Seeing some sporadic DIS errors when -W block=True is requested:

./20250103:01/03/2025 14:19:32;0001;Server@sched;Svr;Server@sched;check_block_wt, DIS error while replying to client gitrun3 for job 164004.sched

The job exits cleaning (status 0), but the submission terminal hangs as it didn’t receive a response from the Scheduler.

I see this in the MOM logs:
01/28/2025 11:02:39;0080;pbs_mom;Job;179807.sched;task 00000001 terminated
01/28/2025 11:02:39;0800;pbs_mom;n/a;mom_get_sample;nprocs: 615, cantstat: 2, nomem: 0, skipped: 492, cached: 0
01/28/2025 11:02:39;0008;pbs_mom;Job;179807.sched;Terminated
01/28/2025 11:02:39;0100;pbs_mom;Job;179807.sched;task 00000001 cput=00:13:00
01/28/2025 11:02:39;0008;pbs_mom;Job;179807.sched;kill_job
01/28/2025 11:02:39;0100;pbs_mom;Job;179807.sched;node9 cput=00:13:00 mem=1275332kb
01/28/2025 11:02:39;0100;pbs_mom;Job;179807.sched;Obit sent
01/28/2025 11:02:39;0100;pbs_mom;Req;;Type 54 request received from root@10.10.38.18:15001, sock=5
01/28/2025 11:02:39;0080;pbs_mom;Job;179807.sched;copy file request received
01/28/2025 11:02:39;0800;pbs_mom;Job;stage_file;Skipping directly written/absent spool file /var/spool/pbs/spool/179807.sched.OU
01/28/2025 11:02:39;0800;pbs_mom;Job;stage_file;Skipping directly written/absent spool file /var/spool/pbs/spool/179807.sched.ER
01/28/2025 11:02:39;0100;pbs_mom;Job;179807.sched;staged 2 items out over 0:00:00
01/28/2025 11:02:39;0800;pbs_mom;n/a;mom_get_sample;nprocs: 616, cantstat: 2, nomem: 0, skipped: 492, cached: 0
01/28/2025 11:02:39;0008;pbs_mom;Job;179807.sched;no active tasks
01/28/2025 11:02:39;0100;pbs_mom;Req;;Type 6 request received from root@10.10.38.18:15001, sock=5
01/28/2025 11:02:39;0080;pbs_mom;Job;179807.sched;delete job request received
01/28/2025 11:02:39;0008;pbs_mom;Job;179807.sched;kill_job

This reminds me of a problem that used to exist if Security ran a network port scan against the qsub host while qsub was blocked. In testing just now, I was able to reproduce the qsub hang, but not the error message on the server.
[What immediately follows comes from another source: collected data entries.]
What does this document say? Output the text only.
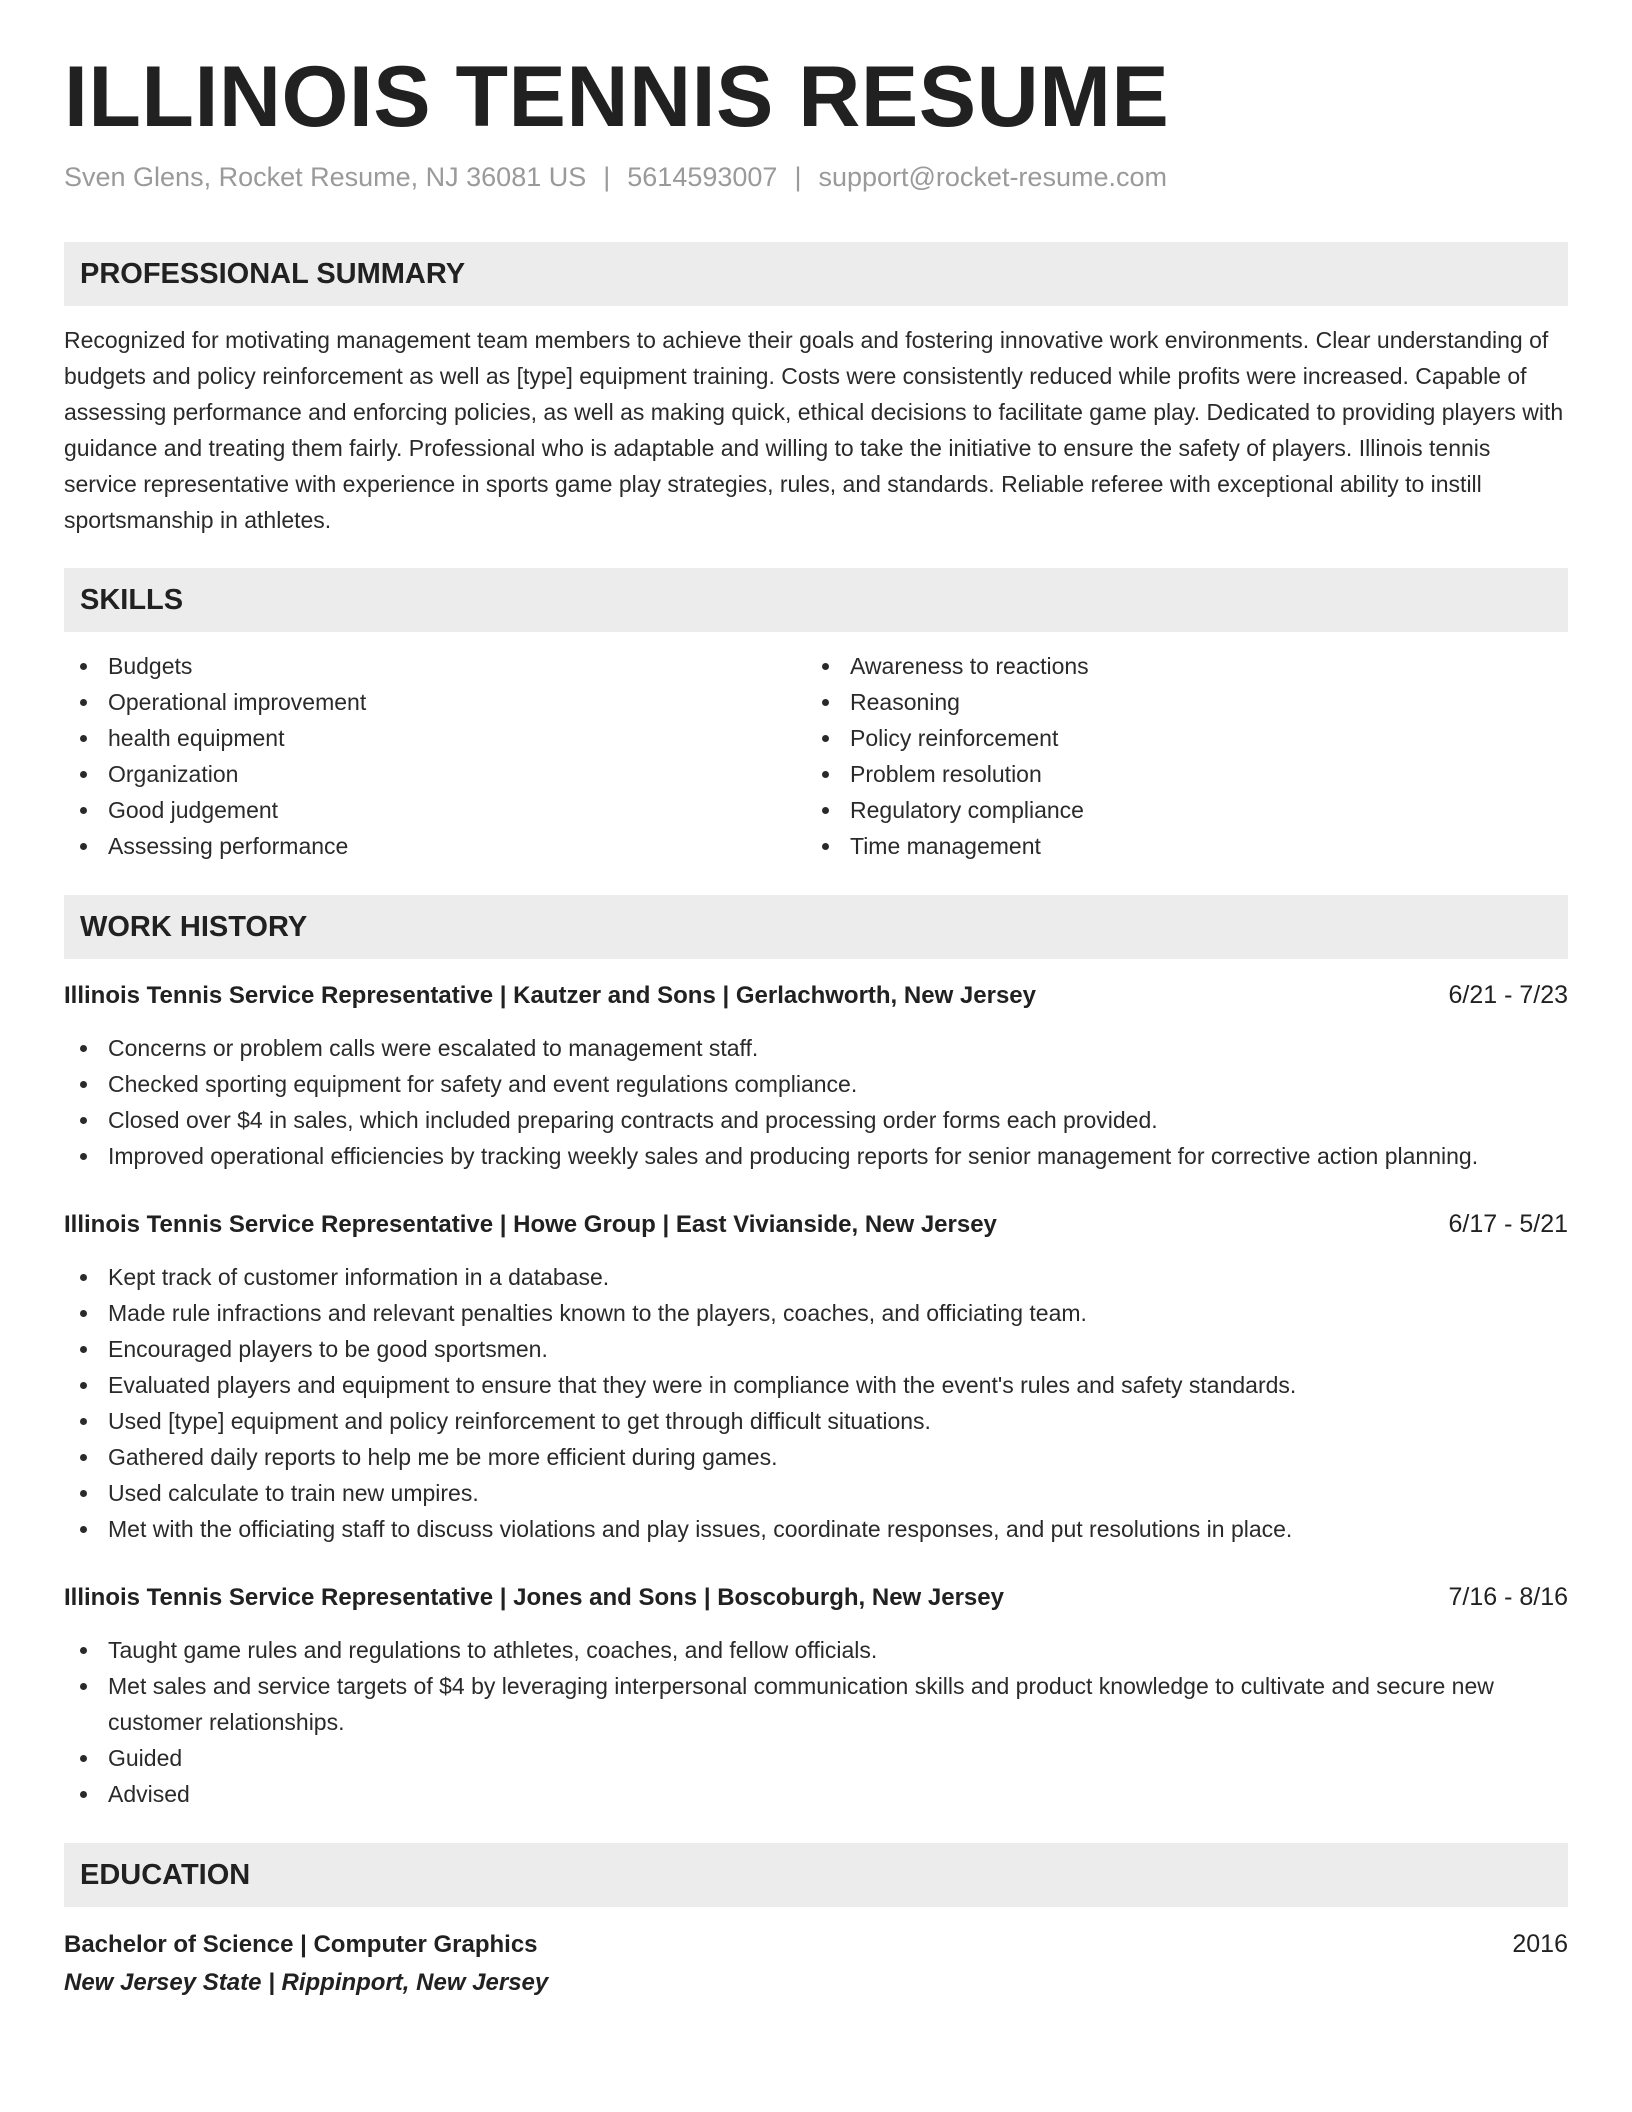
ILLINOIS TENNIS RESUME
Sven Glens, Rocket Resume, NJ 36081 US | 5614593007 | support@rocket-resume.com
PROFESSIONAL SUMMARY

Recognized for motivating management team members to achieve their goals and fostering innovative work environments. Clear understanding of budgets and policy reinforcement as well as [type] equipment training. Costs were consistently reduced while profits were increased. Capable of assessing performance and enforcing policies, as well as making quick, ethical decisions to facilitate game play. Dedicated to providing players with guidance and treating them fairly. Professional who is adaptable and willing to take the initiative to ensure the safety of players. Illinois tennis service representative with experience in sports game play strategies, rules, and standards. Reliable referee with exceptional ability to instill sportsmanship in athletes.

SKILLS
Budgets
Operational improvement
health equipment
Organization
Good judgement
Assessing performance
Awareness to reactions
Reasoning
Policy reinforcement
Problem resolution
Regulatory compliance
Time management
WORK HISTORY
Illinois Tennis Service Representative | Kautzer and Sons | Gerlachworth, New Jersey	6/21 - 7/23
Concerns or problem calls were escalated to management staff.
Checked sporting equipment for safety and event regulations compliance.
Closed over $4 in sales, which included preparing contracts and processing order forms each provided.
Improved operational efficiencies by tracking weekly sales and producing reports for senior management for corrective action planning.
Illinois Tennis Service Representative | Howe Group | East Vivianside, New Jersey	6/17 - 5/21
Kept track of customer information in a database.
Made rule infractions and relevant penalties known to the players, coaches, and officiating team.
Encouraged players to be good sportsmen.
Evaluated players and equipment to ensure that they were in compliance with the event's rules and safety standards.
Used [type] equipment and policy reinforcement to get through difficult situations.
Gathered daily reports to help me be more efficient during games.
Used calculate to train new umpires.
Met with the officiating staff to discuss violations and play issues, coordinate responses, and put resolutions in place.
Illinois Tennis Service Representative | Jones and Sons | Boscoburgh, New Jersey	7/16 - 8/16
Taught game rules and regulations to athletes, coaches, and fellow officials.
Met sales and service targets of $4 by leveraging interpersonal communication skills and product knowledge to cultivate and secure new customer relationships.
Guided
Advised
EDUCATION
Bachelor of Science | Computer Graphics	2016
New Jersey State | Rippinport, New Jersey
Can you check logs to see if a port scan was running at the times of the DIS errors?

Unfortunately i can’t find any evidence of a port scan in the logs. I did notice server_logs complaining about a low file limit (1024), and i increased that to 65536 which seems to have resolved the issue.

I tried to reproduce by running a repetitive netcat to the TCP ports used by qsub on the submission host, but wasn’t able to.

Just in case, the pbs_comm daemons open file limit is dependent on the limits set at the operating system level. Having mentioned this , i have not seen this error regarding DIS , most of it was related to 1) what @dtalcott mentioned 2) different versions of the openpbs client commands in the mix or two incomptiable versions of the daemons.

Our PBS environment is homogenous at 20.0.1, we don’t have other versions installed. @dtalcott would you mind sharing how you were able to reproduce the DIS error?

I was unable to reproduce the DIS error message, just the qsub hang. And that was by a nc to the port qsub was listening on.

Just for curiosity, how did you get more that 1024 active connections to the pbs server? That seems wrong. Can you run an lsof on the server to see why so many file descriptors are tied up?